UP Polls: Jats, Dalits, Muslims Take a Stand
NEW DELHI: It is not always that voters declare their intentions before polling day. But the Assembly elections in Uttar Pradesh this time with high stakes has three major communities of the constituencies in the western region declaring their intent very openly. And except for tactical voting in specific constituencies where the candidates of chosen parties are not up to the mark, these three groups seem to be very clear about where they are going, and/or where they are not going.
The first to know their mind were the Dalits who responded proactively to the Bahujan Samaj Party campaign that was first to penetrate the rural areas, with Mayawati declaring her candidates far ahead of the others in the fray. Dalits, usually quiet, came up to this writer voluntarily and did not hesitate to say they would be voting for Behenji when the question was raised.

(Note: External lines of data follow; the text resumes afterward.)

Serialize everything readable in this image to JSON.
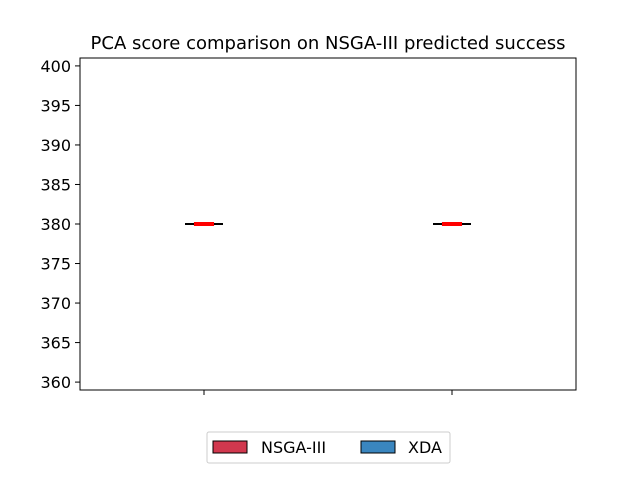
{
  "chart_data": {
    "type": "box",
    "title": "PCA score comparison on NSGA-III predicted success",
    "xlabel": "",
    "ylabel": "",
    "ylim": [
      359,
      401
    ],
    "yticks": [
      360,
      365,
      370,
      375,
      380,
      385,
      390,
      395,
      400
    ],
    "categories": [
      "NSGA-III",
      "XDA"
    ],
    "series": [
      {
        "name": "NSGA-III",
        "color": "#d1384e",
        "values": [
          380
        ],
        "min": 380,
        "q1": 380,
        "median": 380,
        "q3": 380,
        "max": 380
      },
      {
        "name": "XDA",
        "color": "#3a86bf",
        "values": [
          380
        ],
        "min": 380,
        "q1": 380,
        "median": 380,
        "q3": 380,
        "max": 380
      }
    ],
    "median_color": "#ff0000",
    "grid": false,
    "legend": {
      "placement": "bottom-center",
      "entries": [
        "NSGA-III",
        "XDA"
      ]
    }
  }
}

Dalits in BJP muscle man Sangeet Som’s constituency Saldana were also very vocal about voting for the ‘haathi’ the BSP symbol. The women sitting outside their little tenements were not as honest, but indicated the same saying, “the present MLA has done nothing for us, no one does anything for us.” An elderly man who said he had a small business said they would be voting for Mayawati. Asked why they had deserted her in the Lok Sabha elections he laughed and said, “well we had to teach her a lesson, we have done that, now we will vote for her.”
In 2014 the Dalits had been silent, with the youth in particular mesmerised by the promises made at the shock and awe rallies by Prime Minister Narendra Modi. This time there is no such impact, in fact the reverse with demonetisation, and the Dalit vote seems to have consolidated behind Mayawati.
The Jat vote, dominant in the districts of UP, is categorical too not so much about whom it will vote for, but more about the political party it will not vote for. The BJP that has been unable to reward the Jats with reservations, jobs, subsidies after the Muzaffarnagar violence is today clutching at the wrong end of the stick. Jats from Haryana arrived to hold a meeting, and the word that has spread like wildfire since is, “do not vote for the BJP, teach them a lesson.” Although it remains to be seen whether this sentiment will hold.
This vote bank is looking favourably at the Rashtriya Lok Dal and Ajit Singh who has revived somewhat in the process. If he had joined the SP-Congress alliance as was initially rumoured, this gatbandhan would have swept through the west UP constituencies but now he is expected to do well. The Jats are keen to vote for “our own leader” this time around, and the RLD is hopeful of winning at least those seats where this community can influence the final tally. There is no sign as yet of other vote banks looking as positively at the RLD with Ajit Singh having lost much of his credibility with the voters.
The Muslims were confused initially, particularly when the Samajwadi family was slugging it out. After Akhilesh Yadav won the battle and got the symbol as well, the Muslim vote has consolidated behind the SP-Congress alliance. In fact it has consolidated across UP, with the minority community having made up its mind now ahead of the polls. It is vocal, and supportive.
Except in some constituencies where the BSP candidate is strong, the Muslim has by and large gone over to the gatbandhan en bloc.
Victory for the BJP lies in keeping these communities apart, and getting in a sizeable section of the other backward, upper caste votes in for its candidates. Victory for the others lies in consolidating these respective vote banks and then adding the vote of other communities like Yadavs, youth across castes,other backwards, Brahmins etc to the pool. This is what all are working at with the gatbandhan focusing for instance on development to attract the youth across all castes. Success will of course, be determined by the voters.